It was an unnerving piece of data for investors last week, buried halfway down an esoteric spreadsheet released by the US government that tracks how many Treasuries foreign investors buy and sell.
China, the largest foreign creditor to the US government with total Treasury holdings in excess of $1.2tn, sold $20bn of securities with a maturity exceeding one year in March, according to US government data. The sales amounted to China’s largest retreat from the market in more than two years.
The move came shortly before tensions over trade between Beijing and Washington heated up again, with the US slapping additional tariffs on the country’s imports and Chinese officials retaliating with measures of their own. What is more, the sales could not be explained away by the typical ebb and flow of China’s Treasury holdings that result from managing its large reserves to keep the currency stable.
The data reignited fears that Beijing may weaponise its holdings as part of the trade war, wreaking havoc with the biggest bond market in the world, pushing interest rates higher and increasing the US government’s cost of borrowing.
“If China starts dumping its Treasuries, it would cause huge financial instability,” said Mark Sobel, a former Treasury department official who spent nearly four decades at the agency, adding that he considered this an unlikely scenario.
China’s holdings of Treasuries are inextricably linked to the country’s trade with the US. China receives dollars in payment for its exports to America, and then needs to invest that money somewhere. The Treasury market has long been China’s destination of choice because the market is not only big enough to host its enormous reserves, but it also offers a better return than other super-safe investments. Moreover, China avoids currency fluctuations that could come from selling those dollars to buy other assets.
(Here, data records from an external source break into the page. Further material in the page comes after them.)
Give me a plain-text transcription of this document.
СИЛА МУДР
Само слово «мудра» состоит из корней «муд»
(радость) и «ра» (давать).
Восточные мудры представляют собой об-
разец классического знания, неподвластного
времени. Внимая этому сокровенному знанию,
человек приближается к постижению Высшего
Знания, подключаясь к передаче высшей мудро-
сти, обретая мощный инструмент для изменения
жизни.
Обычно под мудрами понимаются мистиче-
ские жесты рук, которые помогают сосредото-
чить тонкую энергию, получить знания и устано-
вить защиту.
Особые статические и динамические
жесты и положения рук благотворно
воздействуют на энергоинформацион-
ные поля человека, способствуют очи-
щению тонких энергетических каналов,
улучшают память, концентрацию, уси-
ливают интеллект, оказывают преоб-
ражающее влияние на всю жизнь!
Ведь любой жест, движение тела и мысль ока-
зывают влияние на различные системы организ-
As a result, China’s Treasury holdings typically dip if its reserves fall. It has also sold Treasuries over the past year to support its beaten-down currency, as tariff talk has intensified. On this occasion, though, neither of those forces appears to have been a factor. To some analysts, it seems as though China simply decided to sell.
“One should take notice of a month of sales during a period when reserves appear to be stable by most indicators,” said Brad Setser, senior fellow at the Council on Foreign Relations and a former Treasury department official. “It is certainly something that warrants attention.”
While concerns are mounting, investors and analysts are wary of jumping to conclusions. Mr Setser cautioned that the March data are a snapshot and not yet a trend.
Moreover, few see any alternative for China, other than remaining invested in Treasuries. The benchmark 10-year Treasury yield is currently 2.42 per cent, well above the negative yields on equivalent German and Japanese sovereign bonds and still markedly higher than the 1.03 per cent offered on 10-year gilts in the UK.
Other markets are also much smaller than the US Treasury market, meaning they would struggle to digest any inflows from China’s massive holdings.
“Even it this were to be a threat, it’s a very non-credible one,” said Sonal Desai, chief investment officer for fixed income at Franklin Templeton in California. “What else [is China] going to buy?”
Meanwhile, there are few signs that recent bouts of selling by China have pushed US interest rates higher. In the second half of 2011 China ramped up its sales of Treasuries but interest rates dropped too. The 10-year Treasury yield tumbled from a peak of 3.74 per cent earlier in the year to 1.88 per cent by the year-end, amid a general bout of risk aversion caused by Europe’s sovereign debt crisis.
In 2016, China sought to prop up its currency and sold a net $160bn of long-term Treasuries, with its holdings hitting the lowest since 2010 in November that year. Ten-year interest rates did rise in the US — from 2.30 per cent to 2.44 per cent over the course of the year — but that seemed spurred primarily by the election of President Donald Trump, which brought renewed hopes of growth for the economy.
In March this year, during the latest round of selling, the 10-year Treasury yield slipped 30 basis points over the month to 2.41 per cent.
Still, few disagree that if China wanted to cause an upset in US interest rates by heavy selling of Treasuries, it probably could. The catch is that it would lead to a revaluation of the country’s own US bonds as it sold.
“China selling its Treasury holdings is a nuclear option, because it will hurt their own portfolio,” said Shawn Matthews, a former Cantor Fitzgerald trading head who launched his own hedge fund, Hondius Capital Management, last year.
“It depends on what the goal is,” said Torsten Slok, chief economist at Deutsche Bank Securities in New York. “If the goal is to disturb the US Treasury market, then they may not care about inflicting self-harm.”